Many immune thrombocytopenia (ITP) patients, particularly patients with anti-glycoprotein (GP) Ib-IX autoantibodies, do not respond to the conventional treatments such as splenectomy. However, the underlying mechanism remains unclear. Here we found that anti-GPIbα N-terminus antibody AN51, but not other anti-GPIbα antibodies (AK2, HIP1, VM16d, or WM23), induced GPIbα clustering that led to integrin αIIbß3-dependent platelet aggregation. After intravenous injection, AN51 dose-dependently induced thrombocytopenia in guinea pigs, and the platelets were mainly removed by macrophages in the liver. N-acetyl-D-glucosamine, previously shown to inhibit integrin αMß2-mediated phagocytosis of refrigerated platelets, dose-dependently inhibited AN51-induced platelet clearance. Furthermore, AN51 but not VM16d, induced rapid platelet clearance in the liver of cynomolgus macaques. Five of 22 chronic ITP patients had anti-GPIbα autoantibodies, and the autoantibodies from four of the five patients competed with AN51 for binding to platelets. These data indicate that GPIbα clustering induced by anti-GPIbα N-terminus antibody causes integrin αIIbß3-dependent platelet aggregation, phagocytosis, and rapid platelet clearance in the liver. Our findings reveal a novel Fc-independent mechanism underlying the pathogenesis of ITP, and suggest new therapeutic strategies for ITP patients with anti-GPIbα autoantibodies.

Role of 14-3-3ζ in platelet glycoprotein Ibα-von Willebrand factor interaction-induced signaling.

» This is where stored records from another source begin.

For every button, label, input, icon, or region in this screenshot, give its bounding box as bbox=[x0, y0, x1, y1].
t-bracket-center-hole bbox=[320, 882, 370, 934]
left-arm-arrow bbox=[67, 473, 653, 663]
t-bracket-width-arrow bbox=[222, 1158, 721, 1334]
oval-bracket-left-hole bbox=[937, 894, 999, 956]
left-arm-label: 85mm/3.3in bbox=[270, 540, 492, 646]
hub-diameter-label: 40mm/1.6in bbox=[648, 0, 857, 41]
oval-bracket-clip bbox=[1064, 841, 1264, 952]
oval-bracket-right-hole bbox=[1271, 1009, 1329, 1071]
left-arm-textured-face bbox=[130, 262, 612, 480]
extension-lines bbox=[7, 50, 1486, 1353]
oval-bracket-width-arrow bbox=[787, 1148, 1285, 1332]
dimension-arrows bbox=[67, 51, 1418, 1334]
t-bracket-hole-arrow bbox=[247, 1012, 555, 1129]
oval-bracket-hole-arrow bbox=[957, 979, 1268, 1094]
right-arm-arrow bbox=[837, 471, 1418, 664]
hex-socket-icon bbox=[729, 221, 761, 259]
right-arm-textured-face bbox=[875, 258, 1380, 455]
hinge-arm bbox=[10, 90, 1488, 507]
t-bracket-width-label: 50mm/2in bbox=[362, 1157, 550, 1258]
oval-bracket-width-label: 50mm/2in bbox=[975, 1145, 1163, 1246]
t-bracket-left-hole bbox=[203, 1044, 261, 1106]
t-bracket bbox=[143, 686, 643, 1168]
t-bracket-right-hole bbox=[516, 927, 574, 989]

The interaction of platelet glycoprotein (GP) Ib-IX with von Willebrand factor (VWF) exposed at the injured vessel wall or atherosclerotic plaque rupture initiates platelet transient adhesion to the injured vessel wall, which triggers intracellular signaling cascades leading to platelet activation and thrombus formation. 14-3-3ζ has been verified to regulate the VWF binding function of GPIb-IX by interacting with the cytoplasmic domains of GPIb-IX. However, the data regarding the role of 14-3-3ζ in GPIb-IX-VWF interaction-induced signaling still remain controversial. In the present study, the data indicate that the S609A mutation replacing Ser(609) of GPIbα with alanine (S609A) significantly prevented the association of 14-3-3ζ with GPIbα before and after the VWF binding to GPIbα. GPIb-IX-VWF interaction-induced activations of Src family kinases and protein kinase C were clearly reduced in S609A mutation. Furthermore, S609A mutation significantly inhibited GPIb-IX-VWF interaction-induced elevation of cytoplasmic Ca(2+) levels in flow cytometry analysis. Taken together, these data indicate that the association of 14-3-3ζ with the cytoplasmic domain of GPIbα plays an important role in GPIb-IX-VWF interaction-induced signaling.